Daily Mail

Teachers ‘forced to help clothe and feed children’

- By Eleanor Harding Education Correspond­ent

EXAM results have become a ‘secondary considerat­ion’ for some deprived schools because they have to concentrat­e on simply feeding and clothing pupils, teachers have warned.

School staff revealed they regularly take children for a morning shower, wash their clothes and give them free food as they have not had that basic care from their parents.

Many have created clothes banks at their schools to supplement uniform – with some pupils even wearing it at the weekend as they have no other clothes. Teachers also go to second-hand shops at the weekend to buy beds for children forced to sleep on the floor at home.
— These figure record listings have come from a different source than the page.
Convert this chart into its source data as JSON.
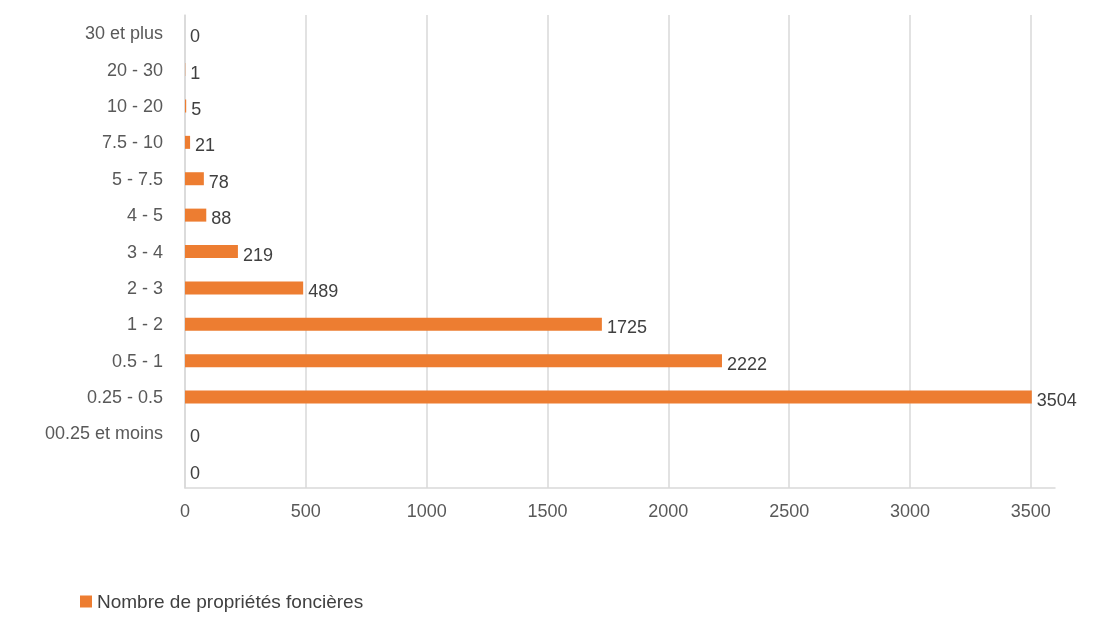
{
  "chart_data": {
    "type": "bar",
    "orientation": "horizontal",
    "categories": [
      "30 et plus",
      "20 - 30",
      "10 - 20",
      "7.5 - 10",
      "5 - 7.5",
      "4 - 5",
      "3 - 4",
      "2 - 3",
      "1 - 2",
      "0.5 - 1",
      "0.25 - 0.5",
      "00.25 et moins",
      null
    ],
    "series": [
      {
        "name": "Nombre de propriétés foncières",
        "color": "#ed7d31",
        "values": [
          0,
          1,
          5,
          21,
          78,
          88,
          219,
          489,
          1725,
          2222,
          3504,
          0,
          0
        ]
      }
    ],
    "xlim": [
      0,
      3600
    ],
    "xticks": [
      0,
      500,
      1000,
      1500,
      2000,
      2500,
      3000,
      3500
    ],
    "grid": "x",
    "legend": "bottom left",
    "data_labels": true
  }
}
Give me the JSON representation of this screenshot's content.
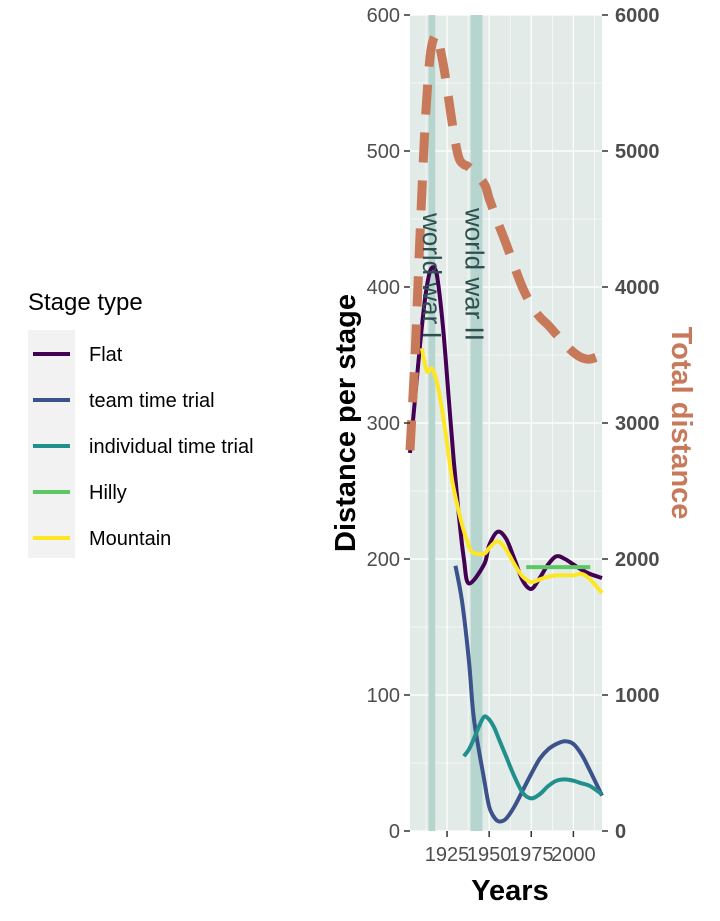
{
  "chart_data": {
    "type": "line",
    "title": "",
    "xlabel": "Years",
    "ylabel": "Distance per stage",
    "y2label": "Total distance",
    "xlim": [
      1903,
      2017
    ],
    "ylim": [
      0,
      600
    ],
    "y2lim": [
      0,
      6000
    ],
    "x_ticks": [
      1925,
      1950,
      1975,
      2000
    ],
    "y_ticks": [
      0,
      100,
      200,
      300,
      400,
      500,
      600
    ],
    "y2_ticks": [
      0,
      1000,
      2000,
      3000,
      4000,
      5000,
      6000
    ],
    "grid": true,
    "legend": {
      "title": "Stage type",
      "position": "left"
    },
    "shaded_periods": [
      {
        "label": "world war I",
        "start": 1914,
        "end": 1918,
        "color": "#b7d5cf"
      },
      {
        "label": "world war II",
        "start": 1939,
        "end": 1946,
        "color": "#b7d5cf"
      }
    ],
    "series": [
      {
        "name": "Flat",
        "color": "#440154",
        "x": [
          1903,
          1906,
          1909,
          1912,
          1915,
          1918,
          1920,
          1923,
          1926,
          1929,
          1932,
          1935,
          1938,
          1947,
          1950,
          1955,
          1960,
          1965,
          1970,
          1975,
          1980,
          1985,
          1990,
          1995,
          2000,
          2005,
          2010,
          2017
        ],
        "y": [
          278,
          318,
          358,
          392,
          412,
          413,
          400,
          365,
          318,
          272,
          232,
          200,
          182,
          196,
          210,
          220,
          215,
          200,
          184,
          178,
          186,
          196,
          202,
          200,
          196,
          192,
          189,
          186
        ]
      },
      {
        "name": "team time trial",
        "color": "#3b528b",
        "x": [
          1930,
          1934,
          1938,
          1941,
          1947,
          1950,
          1953,
          1956,
          1960,
          1965,
          1970,
          1975,
          1980,
          1985,
          1990,
          1995,
          2000,
          2005,
          2010,
          2017
        ],
        "y": [
          195,
          168,
          125,
          82,
          38,
          18,
          10,
          7,
          9,
          18,
          30,
          42,
          53,
          60,
          64,
          66,
          64,
          56,
          44,
          26
        ]
      },
      {
        "name": "individual time trial",
        "color": "#21908c",
        "x": [
          1935,
          1938,
          1941,
          1944,
          1947,
          1950,
          1953,
          1956,
          1960,
          1965,
          1970,
          1975,
          1980,
          1985,
          1990,
          1995,
          2000,
          2005,
          2010,
          2017
        ],
        "y": [
          55,
          60,
          68,
          77,
          84,
          82,
          76,
          67,
          55,
          40,
          28,
          24,
          27,
          33,
          37,
          38,
          37,
          35,
          33,
          27
        ]
      },
      {
        "name": "Hilly",
        "color": "#5dc863",
        "x": [
          1972,
          2010
        ],
        "y": [
          194,
          194
        ]
      },
      {
        "name": "Mountain",
        "color": "#fde725",
        "x": [
          1910,
          1913,
          1916,
          1919,
          1922,
          1925,
          1928,
          1931,
          1934,
          1937,
          1940,
          1947,
          1950,
          1955,
          1960,
          1965,
          1970,
          1975,
          1980,
          1985,
          1990,
          1995,
          2000,
          2005,
          2010,
          2017
        ],
        "y": [
          355,
          338,
          340,
          330,
          310,
          285,
          258,
          240,
          225,
          213,
          205,
          204,
          208,
          213,
          207,
          196,
          187,
          183,
          185,
          187,
          188,
          188,
          188,
          189,
          185,
          175
        ]
      },
      {
        "name": "Total distance",
        "axis": "right",
        "color": "#c8795a",
        "dashed": true,
        "x": [
          1903,
          1906,
          1909,
          1912,
          1915,
          1918,
          1920,
          1923,
          1926,
          1929,
          1932,
          1935,
          1938,
          1947,
          1950,
          1955,
          1960,
          1965,
          1970,
          1975,
          1980,
          1985,
          1990,
          1995,
          2000,
          2005,
          2010,
          2017
        ],
        "y": [
          2800,
          3500,
          4400,
          5200,
          5700,
          5850,
          5800,
          5620,
          5380,
          5130,
          4950,
          4900,
          4880,
          4760,
          4650,
          4480,
          4320,
          4150,
          3990,
          3870,
          3780,
          3720,
          3650,
          3580,
          3520,
          3480,
          3470,
          3500
        ]
      }
    ]
  }
}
Members of the National Education Union working in the UK’s most deprived areas said these extra challenges made it difficult for them to concentrat­e on exam results. Jane Jenkins, who works in an inner city primary in Cardiff, said: ‘When people are asking you about standards and you know, “why is your school not higher in the league tables”, often that is very much a secondary considerat­ion for us these days.

‘We supplement, regularly, packed lunches that children bring. Some have a slice of bread with some margarine – that’s all they have... Staff are bringing in extra things and we are trying to support that as a school as much as we can.’

And Louise Regan, a teacher from Nottingham­shire, explained: ‘Because of the cuts to other services, we are expected to be everything – social workers, carers, doctors, we have to deal with every issue as well as all the other things the Government wants us to do.’

But last year the all-party parliament­ary group on hunger found child poverty is often caused by a range of factors, with low income and access to services just one.

Others included parents’ chaotic work patterns as well as their poor budgeting and cooking skills.